The alderman replied: ‘When I stand for roles in public office I give up a right to privacy.’
What Walsh actually said in court was tweeted live from the courtroom on the morning of Monday 6 August by Dymock: “Walsh: ‘I didn’t give up a right to a private sex life when I stood for election as a public official.’ (@lexingtondymock, 6 Aug., 10:45am). In summarising the case for the jury on the morning of the last day of the trial, Wednesday 8 August, the judge, Nicolas Price QC, cited Walsh: “Standing for public office doesn’t mean I give up my right to a private life” (@ObscenityLawyer, 8 Aug., 11:06am).
The conduct outlined above by one London-based national daily tabloid is, unfortunately, not uncommon. It is consistent with the concept of the tabloid ecosystem, for which I argue a case in “The tabloid ecosystem and crimes against society”.
As Nelson Jones suggested, although the circumstances are very different, there are parallels between the CPS prosecution of Simon Walsh (and some subsequent less-than-responsible press coverage), and the 2008 Max Mosley case at least in terms of the complete and gratuitous destruction of privacy, often couched in the terms of promoting an assumed, universal morality.
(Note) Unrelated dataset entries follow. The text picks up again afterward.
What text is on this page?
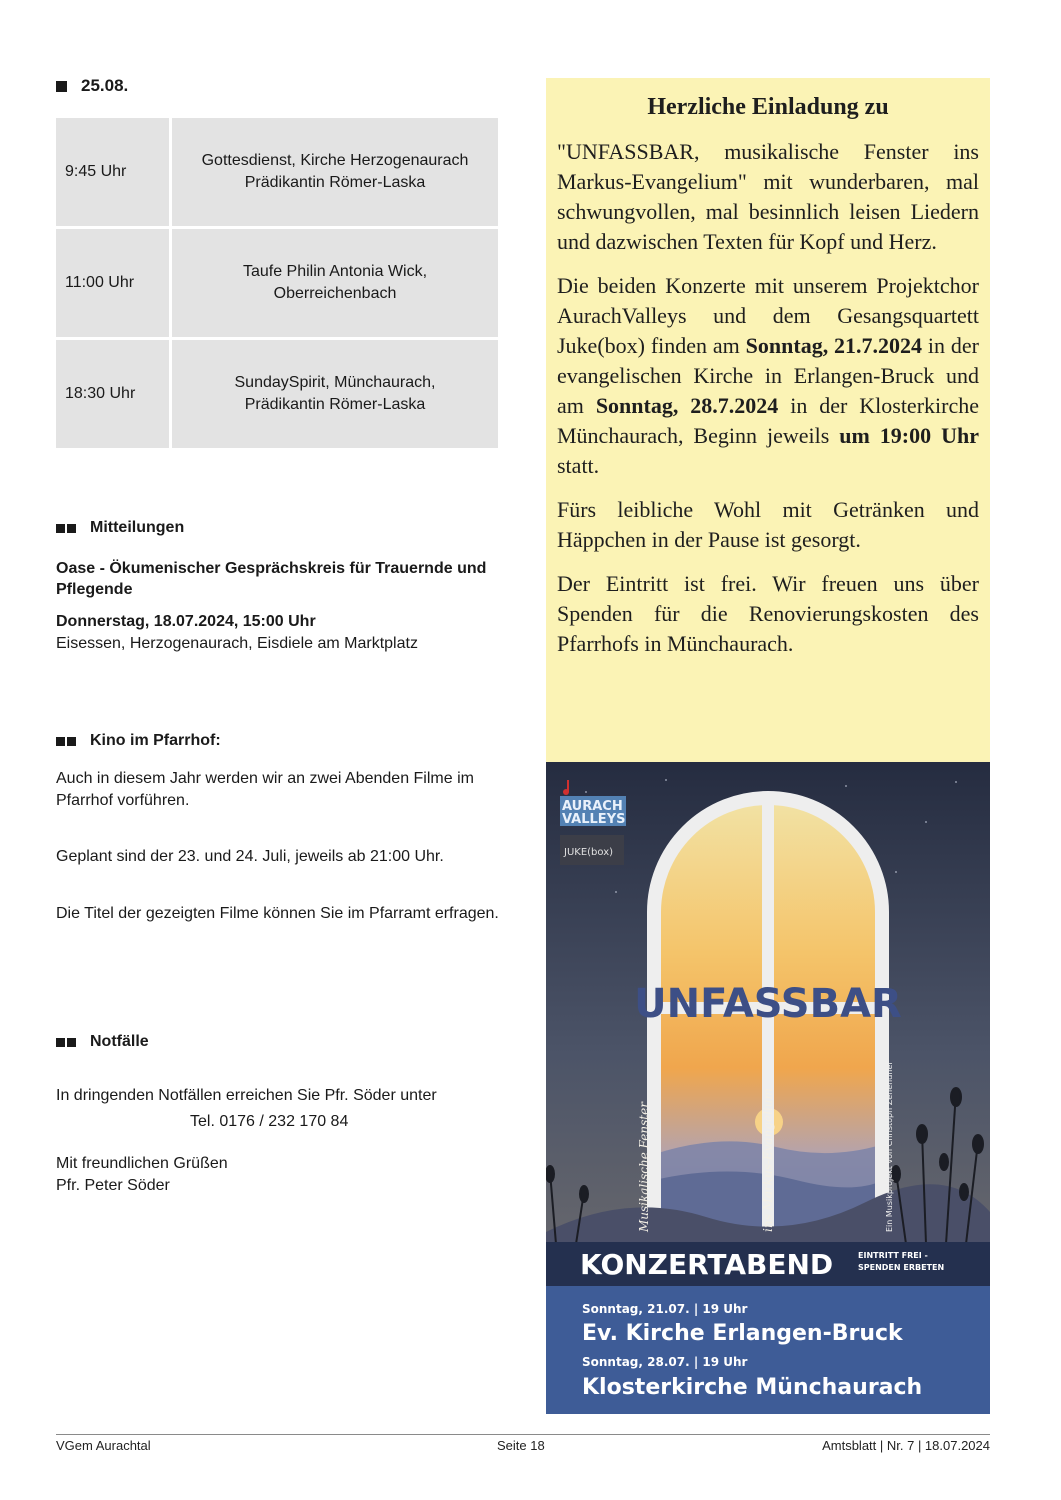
25.08.
9:45 Uhr
Gottesdienst, Kirche Herzogenaurach
Prädikantin Römer-Laska
11:00 Uhr
Taufe Philin Antonia Wick,
Oberreichenbach
18:30 Uhr
SundaySpirit, Münchaurach,
Prädikantin Römer-Laska
Mitteilungen
Oase - Ökumenischer Gesprächskreis für Trauernde und Pflegende
Donnerstag, 18.07.2024, 15:00 Uhr
Eisessen, Herzogenaurach, Eisdiele am Marktplatz
Kino im Pfarrhof:
Auch in diesem Jahr werden wir an zwei Abenden Filme im Pfarrhof vorführen.
Geplant sind der 23. und 24. Juli, jeweils ab 21:00 Uhr.
Die Titel der gezeigten Filme können Sie im Pfarramt erfragen.
Notfälle
In dringenden Notfällen erreichen Sie Pfr. Söder unter
Tel. 0176 / 232 170 84
Mit freundlichen Grüßen
Pfr. Peter Söder
Herzliche Einladung zu

"UNFASSBAR, musikalische Fenster ins Markus-Evangelium" mit wunderbaren, mal schwungvollen, mal besinnlich leisen Liedern und dazwischen Texten für Kopf und Herz.

Die beiden Konzerte mit unserem Projektchor AurachValleys und dem Gesangsquartett Juke(box) finden am Sonntag, 21.7.2024 in der evangelischen Kirche in Erlangen-Bruck und am Sonntag, 28.7.2024 in der Klosterkirche Münchaurach, Beginn jeweils um 19:00 Uhr statt.

Fürs leibliche Wohl mit Getränken und Häppchen in der Pause ist gesorgt.

Der Eintritt ist frei. Wir freuen uns über Spenden für die Renovierungskosten des Pfarrhofs in Münchaurach.

AURACH
VALLEYS
JUKE(box)
UNFASSBAR
Musikalische Fenster	ins Markus-Evangelium	Ein Musikprojekt von Christoph Zehendner
KONZERTABEND	EINTRITT FREI -
SPENDEN ERBETEN
Sonntag, 21.07. | 19 Uhr
Ev. Kirche Erlangen-Bruck
Sonntag, 28.07. | 19 Uhr
Klosterkirche Münchaurach
VGem Aurachtal	Seite 18	Amtsblatt | Nr. 7 | 18.07.2024
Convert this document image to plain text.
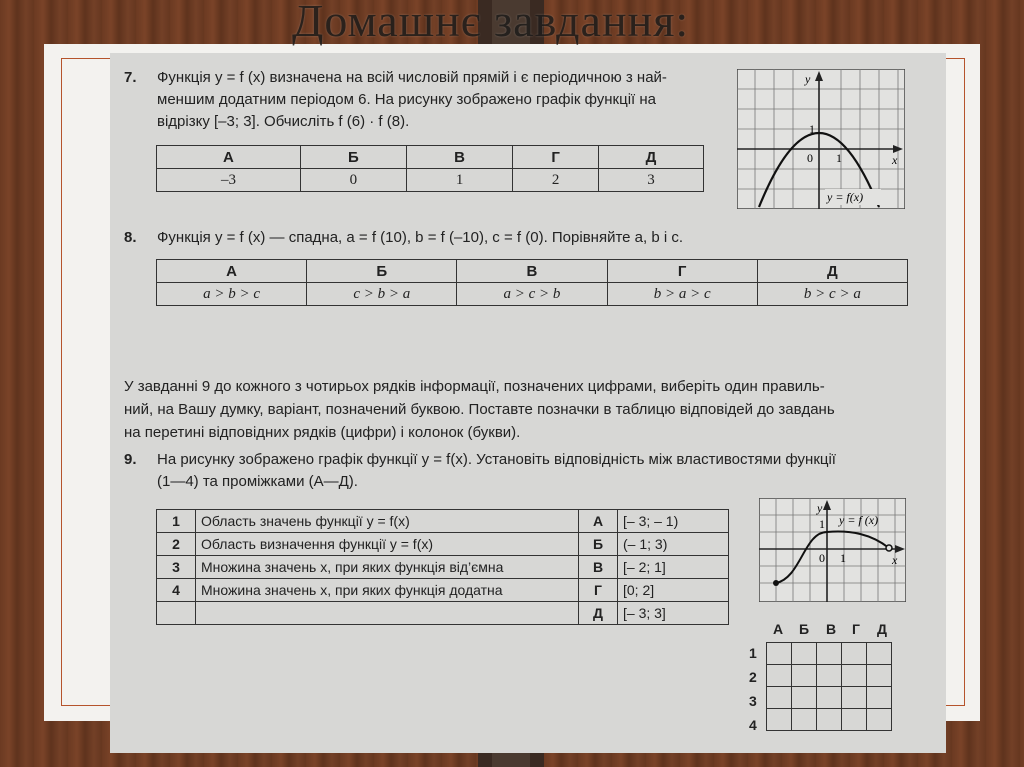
Домашнє завдання:
7. Функція y = f (x) визначена на всій числовій прямій і є періодичною з най-
меншим додатним періодом 6. На рисунку зображено графік функції на
відрізку [–3; 3]. Обчисліть f (6) · f (8).
А	Б	В	Г	Д
–3	0	1	2	3
y
x
0 1
1
y = f(x)
8. Функція y = f (x) — спадна, a = f (10), b = f (–10), c = f (0). Порівняйте a, b і c.
А	Б	В	Г	Д
a > b > c	c > b > a	a > c > b	b > a > c	b > c > a
У завданні 9 до кожного з чотирьох рядків інформації, позначених цифрами, виберіть один правиль-
ний, на Вашу думку, варіант, позначений буквою. Поставте позначки в таблицю відповідей до завдань
на перетині відповідних рядків (цифри) і колонок (букви).
9. На рисунку зображено графік функції y = f(x). Установіть відповідність між властивостями функції
(1—4) та проміжками (А—Д).
1	Область значень функції y = f(x)	А	[– 3; – 1)
2	Область визначення функції y = f(x)	Б	(– 1; 3)
3	Множина значень x, при яких функція від’ємна	В	[– 2; 1]
4	Множина значень x, при яких функція додатна	Г	[0; 2]
		Д	[– 3; 3]
y
x
0 1
1 y = f (x)
А Б В Г Д
1
2
3
4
The conduct of the prosecution of Simon Walsh strongly suggests that the CPS’ and police interpretation of the law – if not the law itself – is one framed by a perceived need to enforce a moral agenda in British society, an agenda that is tacitly supported by the popular press. Having written in depth on the News of the World’s exposé of Mosley and the latter’s breach-of-privacy suit against the now-defunct Sunday tabloid (“Max Mosley’s war for privacy is now a nation’s”), Jones’ opinion is one I share.